Thursday, July 28, 2011

SOUTH SUDAN: A NEW BORN STATE


 As South Sudan prepares to declare independence on July 9, the capital city of the world’s newest nation is busy dressing up for a three-day celebration.
Workers armed with brooms made of reeds wage a losing battle against the dust that coats everything in this city. The new nation’s flags festoon the streets. And banners emblazoned with congratulatory messages decorate the city’s streets, many of them little more than rutty mud tracks.
A digital clock in the middle of a traffic circle in downtown Juba counts down the hours to independence. "Free at last!" it flashed. "Welcome to Africa's country No. 54."
Security is a major concern in this post-conflict nation in which rebels are still fighting in nine of the 10 states. Officials have begun confiscating illegal weapons from residents, many of whom are former rebels who fought the northern Sudanese army.
Southern officials and Western organisations accuse the government of Sudanese President Omar al-Bashir of arming some of the rebels. Some acknowledge that tribal rivalry and disenchantment with the government is also a factor. Southern Sudan’s Internal Affairs Minister Maj Gen Gier Chuang Aluong told journalists that the "enemies" of the state were working to destabilise the south. "They want to portray South Sudan as a failed state even before take-off," he said.
Southerners voted overwhelmingly in a referendum in January to secede from the north. But there are many post-referendum issues that still need to be worked out between north and south Sudan.
When Sudan Prez will meet his detractors Prominent among them are the fate of the oil-rich region of Abyei that straddles the internal border and is claimed by both sides, and the sharing of oil revenue. Most of the oil fields are located in the south, however, the pipelines that pump the oil to the Red Sea port of Port Sudan are all located in the north. Officials from the north and the south are engaged in intense discussions in the Ethiopian capital Addis Ababa to resolve these outstanding issues. However, southern officials told The Tribune a solution before July 9 is unlikely.
“These post-referendum issues will become post-independence issues,” Barnaba Marial Benjamin, South Sudan’s Minister of Information, said in an interview.
Acknowledging the tremendous challenges faced by the new country, he said: “South Sudan is bigger than Kenya, Uganda, Rwanda and Burundi combined. It has been destroyed over 50 years of war and so it is a real ground zero, and to have a ground zero of this size means that there are many challenges in infrastructure and development.”
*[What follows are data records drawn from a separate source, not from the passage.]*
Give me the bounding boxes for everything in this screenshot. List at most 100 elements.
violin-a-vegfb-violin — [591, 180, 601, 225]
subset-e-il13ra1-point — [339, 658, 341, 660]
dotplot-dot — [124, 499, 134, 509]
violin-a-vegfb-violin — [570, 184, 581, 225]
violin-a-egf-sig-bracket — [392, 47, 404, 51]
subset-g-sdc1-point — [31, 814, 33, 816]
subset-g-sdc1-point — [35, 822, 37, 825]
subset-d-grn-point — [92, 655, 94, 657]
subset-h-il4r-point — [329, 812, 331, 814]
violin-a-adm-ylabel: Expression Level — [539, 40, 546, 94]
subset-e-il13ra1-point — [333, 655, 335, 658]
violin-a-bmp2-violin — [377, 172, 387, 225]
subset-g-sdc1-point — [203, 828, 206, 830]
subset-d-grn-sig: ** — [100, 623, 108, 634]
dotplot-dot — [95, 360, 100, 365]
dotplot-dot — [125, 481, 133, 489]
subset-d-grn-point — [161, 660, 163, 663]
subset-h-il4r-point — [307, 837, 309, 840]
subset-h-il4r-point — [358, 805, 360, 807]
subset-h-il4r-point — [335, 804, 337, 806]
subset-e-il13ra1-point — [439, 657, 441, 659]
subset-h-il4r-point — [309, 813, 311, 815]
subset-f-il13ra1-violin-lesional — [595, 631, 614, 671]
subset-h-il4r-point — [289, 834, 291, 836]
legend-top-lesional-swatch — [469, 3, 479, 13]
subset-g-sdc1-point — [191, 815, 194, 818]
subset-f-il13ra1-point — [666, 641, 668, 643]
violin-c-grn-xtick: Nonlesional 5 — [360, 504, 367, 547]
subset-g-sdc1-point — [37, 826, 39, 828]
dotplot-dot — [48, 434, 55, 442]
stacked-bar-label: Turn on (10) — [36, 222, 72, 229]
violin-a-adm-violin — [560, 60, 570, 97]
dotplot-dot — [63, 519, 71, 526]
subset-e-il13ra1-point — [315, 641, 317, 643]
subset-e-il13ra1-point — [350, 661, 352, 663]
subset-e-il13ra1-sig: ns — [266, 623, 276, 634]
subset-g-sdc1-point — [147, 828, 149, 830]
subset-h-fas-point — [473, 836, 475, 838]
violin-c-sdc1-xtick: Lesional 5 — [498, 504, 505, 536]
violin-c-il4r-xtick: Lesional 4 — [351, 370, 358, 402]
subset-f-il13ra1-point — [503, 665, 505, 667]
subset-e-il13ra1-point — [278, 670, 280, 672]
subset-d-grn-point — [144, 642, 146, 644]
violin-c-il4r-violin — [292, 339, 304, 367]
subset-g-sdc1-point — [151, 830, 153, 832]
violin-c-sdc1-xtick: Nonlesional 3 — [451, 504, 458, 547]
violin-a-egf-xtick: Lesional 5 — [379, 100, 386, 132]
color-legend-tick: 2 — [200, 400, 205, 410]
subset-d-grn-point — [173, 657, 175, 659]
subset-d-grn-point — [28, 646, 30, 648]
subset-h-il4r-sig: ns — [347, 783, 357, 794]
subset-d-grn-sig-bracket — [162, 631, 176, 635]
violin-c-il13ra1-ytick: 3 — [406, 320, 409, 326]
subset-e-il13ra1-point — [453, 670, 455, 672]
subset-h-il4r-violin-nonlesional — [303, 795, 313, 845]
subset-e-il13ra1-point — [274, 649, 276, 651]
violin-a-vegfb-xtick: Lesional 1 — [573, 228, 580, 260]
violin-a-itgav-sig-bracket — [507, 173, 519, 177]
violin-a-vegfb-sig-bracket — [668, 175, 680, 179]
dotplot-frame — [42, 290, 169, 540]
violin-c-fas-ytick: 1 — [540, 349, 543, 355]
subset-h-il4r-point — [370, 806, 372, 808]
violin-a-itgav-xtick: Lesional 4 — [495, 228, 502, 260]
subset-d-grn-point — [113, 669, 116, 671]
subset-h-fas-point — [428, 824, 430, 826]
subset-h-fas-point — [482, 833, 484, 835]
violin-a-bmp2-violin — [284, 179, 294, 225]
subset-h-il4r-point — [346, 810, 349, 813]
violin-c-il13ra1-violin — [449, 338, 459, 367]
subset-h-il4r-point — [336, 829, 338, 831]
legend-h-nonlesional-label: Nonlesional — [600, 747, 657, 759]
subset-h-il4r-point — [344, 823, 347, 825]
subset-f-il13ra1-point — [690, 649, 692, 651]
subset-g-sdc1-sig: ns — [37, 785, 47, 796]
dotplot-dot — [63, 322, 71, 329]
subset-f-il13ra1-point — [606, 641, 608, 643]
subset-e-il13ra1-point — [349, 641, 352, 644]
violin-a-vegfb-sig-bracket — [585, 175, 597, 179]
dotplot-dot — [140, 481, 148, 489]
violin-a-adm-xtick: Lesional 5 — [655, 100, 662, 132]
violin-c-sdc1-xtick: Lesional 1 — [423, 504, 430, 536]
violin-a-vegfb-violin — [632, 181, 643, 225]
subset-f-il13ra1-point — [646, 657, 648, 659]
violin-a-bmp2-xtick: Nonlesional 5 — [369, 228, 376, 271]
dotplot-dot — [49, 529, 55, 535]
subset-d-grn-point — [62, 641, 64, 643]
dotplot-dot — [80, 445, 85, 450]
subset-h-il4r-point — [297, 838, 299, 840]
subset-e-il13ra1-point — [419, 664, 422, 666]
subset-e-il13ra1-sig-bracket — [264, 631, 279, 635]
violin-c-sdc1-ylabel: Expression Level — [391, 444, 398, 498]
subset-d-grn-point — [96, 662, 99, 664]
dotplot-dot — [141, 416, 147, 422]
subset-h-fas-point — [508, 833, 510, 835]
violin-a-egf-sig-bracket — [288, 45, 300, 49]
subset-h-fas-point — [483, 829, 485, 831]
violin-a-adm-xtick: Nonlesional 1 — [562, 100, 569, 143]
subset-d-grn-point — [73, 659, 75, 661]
Two decades of north-south civil war that ended with the Comprehensive Peace Agreement of 2005 left at least two million people dead.
On Wednesday night, the legislative assembly approved a transitional constitution after a marathon debate that wrapped up just shy of midnight. Government critics, including some in the ruling Sudan People's Liberation Movement (SPLM), have expressed concern about the disproportionate powers vested in the office of the president. Vice-President Riek Machar has been a leading critic in particular citing the authority given to the President to dismiss state governors at whim. Others criticise the power to appoint 66 members of the president's choosing to the legislative body, which is already dominated by the SPLM. To some, the inclusion of these powers are ominous portents of one-party dominance on a continent that is no stranger to strongmen.
Despite these concerns, Southern Sudanese are in a mood to celebrate. At midnight on Friday, as the date switches over to July 9, the joyous sounds of church bells, drum beats and ululating women will resound across Juba.